- Accueil
- Lutte ouvrière n°2097
- Dexia : L'odyssée d'une banque d'État privatisée
Leur société
Dexia : L'odyssée d'une banque d'État privatisée
La banque Dexia continue à être dans la tourmente. Après avoir vu son capital renfloué de 6, 4 milliards d'euros par les États français, belge et luxembourgeois, son nom est à nouveau cité dans les retombées de la quasi-faillite de la banque allemande de crédits hypothécaires HRE.
À ceux qui affirment qu'il y aurait d'un côté des financiers qui spéculent de façon irresponsable, et de l'autre des organismes financiers qui jouent un rôle essentiel et utile dans l'économie, l'exemple de Dexia confirme qu'en réalité une telle séparation relève de la fiction.
Dexia est un établissement spécialisé dans le financement - réputé peu risqué - des collectivités locales. Cette banque est issue pour une part de la Caisse d'aide à l'équipement des collectivités locales (CAECL) qui était gérée par la Caisse des Dépôts, un des bras financiers de l'État. La CAECL était un établissement public, comme l'est encore aujourd'hui La Poste.
Pierre Richard, qui présidait jusqu'à tout récemment Dexia Crédit local, est un ancien haut fonctionnaire. Après avoir fréquenté les cabinets ministériels, il fut nommé directeur des collectivités locales au ministère de l'Intérieur en 1978 et s'impliqua dans la préparation des lois de décentralisation de 1982 et 1983.
À la suite de ces lois, le budget des communes, des départements et des régions a considérablement augmenté, et donc également leurs besoins d'emprunt. Accorder des crédits aux collectivités locales s'est avéré profitable, d'autant que celles-ci ont continué à aménager les espaces urbains, à construire des écoles, des équipements sportifs, des bibliothèques, etc., dans une époque où le secteur privé avait pratiquement cessé d'investir.
Le capital privé allait donc s'intéresser au financement des collectivités locales. La CAECL est devenue le Crédit local de France en 1987. Sa privatisation a été lancée en 1993 et son président, Pierre Richard, en est alors devenu le PDG. Elle a fusionné avec le Crédit communal de Belgique en 1996, pour donner naissance à Dexia.
Puis, l'augmentation des profits tirés des finances locales en France a conduit la banque à rechercher de nouvelles opportunités : rachat d'établissements financiers, octroi de prêts et de garanties d'emprunts aux collectivités locales à travers le monde.
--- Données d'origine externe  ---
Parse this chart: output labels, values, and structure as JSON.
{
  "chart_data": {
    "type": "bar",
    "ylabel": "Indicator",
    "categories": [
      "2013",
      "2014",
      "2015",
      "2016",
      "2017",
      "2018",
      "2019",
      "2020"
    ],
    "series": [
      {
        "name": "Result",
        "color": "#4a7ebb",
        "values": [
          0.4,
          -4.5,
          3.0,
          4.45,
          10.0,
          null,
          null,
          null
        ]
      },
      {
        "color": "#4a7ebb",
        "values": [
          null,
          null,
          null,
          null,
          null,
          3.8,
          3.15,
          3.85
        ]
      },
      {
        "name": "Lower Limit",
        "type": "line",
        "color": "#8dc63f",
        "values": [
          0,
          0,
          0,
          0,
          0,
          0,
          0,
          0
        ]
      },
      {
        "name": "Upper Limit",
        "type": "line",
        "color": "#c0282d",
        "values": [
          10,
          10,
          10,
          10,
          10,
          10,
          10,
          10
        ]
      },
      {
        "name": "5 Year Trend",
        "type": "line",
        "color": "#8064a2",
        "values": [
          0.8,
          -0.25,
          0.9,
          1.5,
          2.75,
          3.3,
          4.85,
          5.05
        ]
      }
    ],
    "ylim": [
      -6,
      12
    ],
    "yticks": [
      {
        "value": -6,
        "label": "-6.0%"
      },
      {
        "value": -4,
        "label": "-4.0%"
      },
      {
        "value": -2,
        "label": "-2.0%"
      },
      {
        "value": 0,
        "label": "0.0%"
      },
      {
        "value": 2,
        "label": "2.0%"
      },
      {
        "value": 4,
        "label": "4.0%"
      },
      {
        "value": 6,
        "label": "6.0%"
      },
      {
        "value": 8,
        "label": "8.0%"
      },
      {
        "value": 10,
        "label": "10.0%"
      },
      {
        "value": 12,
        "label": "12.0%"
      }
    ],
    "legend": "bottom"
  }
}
Aux États-Unis, le Financial Security Assurance (FSA) devenu filiale de Dexia a, par exemple, apporté sa garantie à des créances immobilières de type « subprime ». Pour le déploiement de ses activités, Dexia a pu s'appuyer sur son excellente notation, liée au soutien des pouvoirs publics français toujours présents au capital par le biais de la Caisse des Dépôts et de la Caisse nationale de prévoyance.
Le résultat a été mirifique au point de vue de ses actionnaires : son chiffre d'affaires et sa capitalisation boursière ont explosé, jusqu'au début de cette année.
Jusqu'à ce que la bulle éclate et que les gouvernements de trois pays se portent en urgence au secours de la banque et, du même coup, au secours de ses principaux actionnaires.